De Flaviis Riccardo, Santarelli Veronica, Mutarutwa Delvana, Grilli Sergio, Sacchetti Giampiero
Department of Bioscience and Technology for Food, Agriculture and Environment, University of Teramo, Via R. Balzarini 1, 64100, Teramo, Italy.
Food Consultant as BeerStudioLab, Via Nazionale per Teramo 75, 64021, Giulianova, Italy.
Curr Res Food Sci. 2022 Dec 29;6:100429. doi: 10.1016/j.crfs.2022.100429. eCollection 2023.
Raw materials are recognized to affect the sensory profile of 'Blanche' craft beers and their 'terroir'. Two common wheat ( L.) were harvested in three experimental fields with different pedo-climatic conditions and altitudes, and then used for beer production. The taste and flavour of wheat beers were analysed by sensory (panel and consumer test) and SPME GC-MS analyses. Panel dataset was processed by multivariate statistical analyses: a principal component analysis (PCA) revealed that formulation was the main source of variation of sensory profile in wheat beers and a generalized Procrustes analysis (GPA) showed how wheat origin affected the sensory profiles of wheat craft beers based on the consensus among panelists. Moreover, a partial least-squares discriminant analysis (PLS-DA) on VOCs permitted to discriminate and characterize beers selected by a panel-driven approach. By comparing panel and VOCs results, it was possible to highlight that higher altitudes of wheat cultivation determine an increase of pleasant notes such as fruity and herbal. A PCA on consumer test data confirmed that formulation was the main factor affecting liking scores and that the preferences were affected by age, involvement and frequency of use. An internal preference map combining panel and consumer data suggested that the majority of preferences are driven by a few key sensory attributes. Differences in liking among the considered beers revealed two main consumer groups.

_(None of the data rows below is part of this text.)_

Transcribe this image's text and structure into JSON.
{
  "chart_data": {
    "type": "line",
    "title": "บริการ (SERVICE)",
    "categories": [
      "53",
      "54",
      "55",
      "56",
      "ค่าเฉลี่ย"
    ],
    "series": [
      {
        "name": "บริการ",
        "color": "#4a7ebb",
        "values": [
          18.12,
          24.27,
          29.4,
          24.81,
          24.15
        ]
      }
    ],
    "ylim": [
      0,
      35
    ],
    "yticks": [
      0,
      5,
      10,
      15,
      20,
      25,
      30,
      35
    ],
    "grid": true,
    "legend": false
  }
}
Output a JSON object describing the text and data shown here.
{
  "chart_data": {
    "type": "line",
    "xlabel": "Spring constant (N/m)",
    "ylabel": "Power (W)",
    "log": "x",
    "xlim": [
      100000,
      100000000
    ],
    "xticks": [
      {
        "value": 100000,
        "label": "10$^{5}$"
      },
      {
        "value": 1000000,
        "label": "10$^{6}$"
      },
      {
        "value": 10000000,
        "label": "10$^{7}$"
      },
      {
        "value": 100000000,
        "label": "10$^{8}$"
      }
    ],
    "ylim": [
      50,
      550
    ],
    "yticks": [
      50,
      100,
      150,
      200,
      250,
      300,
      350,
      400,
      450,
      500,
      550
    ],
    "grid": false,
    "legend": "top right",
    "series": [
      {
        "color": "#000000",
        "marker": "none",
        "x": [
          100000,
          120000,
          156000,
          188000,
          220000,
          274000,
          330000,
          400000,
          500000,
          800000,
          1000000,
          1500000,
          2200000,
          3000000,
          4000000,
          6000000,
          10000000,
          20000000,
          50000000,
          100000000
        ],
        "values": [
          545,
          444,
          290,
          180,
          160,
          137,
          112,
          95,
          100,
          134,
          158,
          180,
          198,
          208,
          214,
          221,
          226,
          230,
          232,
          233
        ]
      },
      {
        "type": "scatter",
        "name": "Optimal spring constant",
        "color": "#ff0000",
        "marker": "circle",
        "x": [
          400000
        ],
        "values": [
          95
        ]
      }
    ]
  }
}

原材料被认为会影响“布兰奇”精酿啤酒的感官特征及其“风土”。在三个具有不同土壤气候条件和海拔高度的试验田中收获了两种常见的小麦(L.),然后将其用于啤酒生产。通过感官分析(专家小组和消费者测试)以及固相微萃取气相色谱 - 质谱联用(SPME GC - MS)分析对小麦啤酒的口感和风味进行了分析。专家小组数据集通过多元统计分析进行处理:主成分分析(PCA)表明配方是小麦啤酒感官特征变化的主要来源,广义Procrustes分析(GPA)基于专家小组成员之间的共识展示了小麦产地如何影响小麦精酿啤酒的感官特征。此外,对挥发性有机化合物(VOCs)进行的偏最小二乘判别分析(PLS - DA)能够区分并表征通过专家小组驱动方法选择的啤酒。通过比较专家小组和VOCs的结果,可以突出显示小麦种植海拔较高会使诸如水果味和草本味等宜人香气增加。对消费者测试数据进行的PCA证实配方是影响喜好评分的主要因素,并且偏好受年龄、参与度和使用频率的影响。结合专家小组和消费者数据的内部偏好图表明,大多数偏好是由一些关键感官属性驱动的。所考虑啤酒之间的喜好差异揭示了两个主要的消费者群体。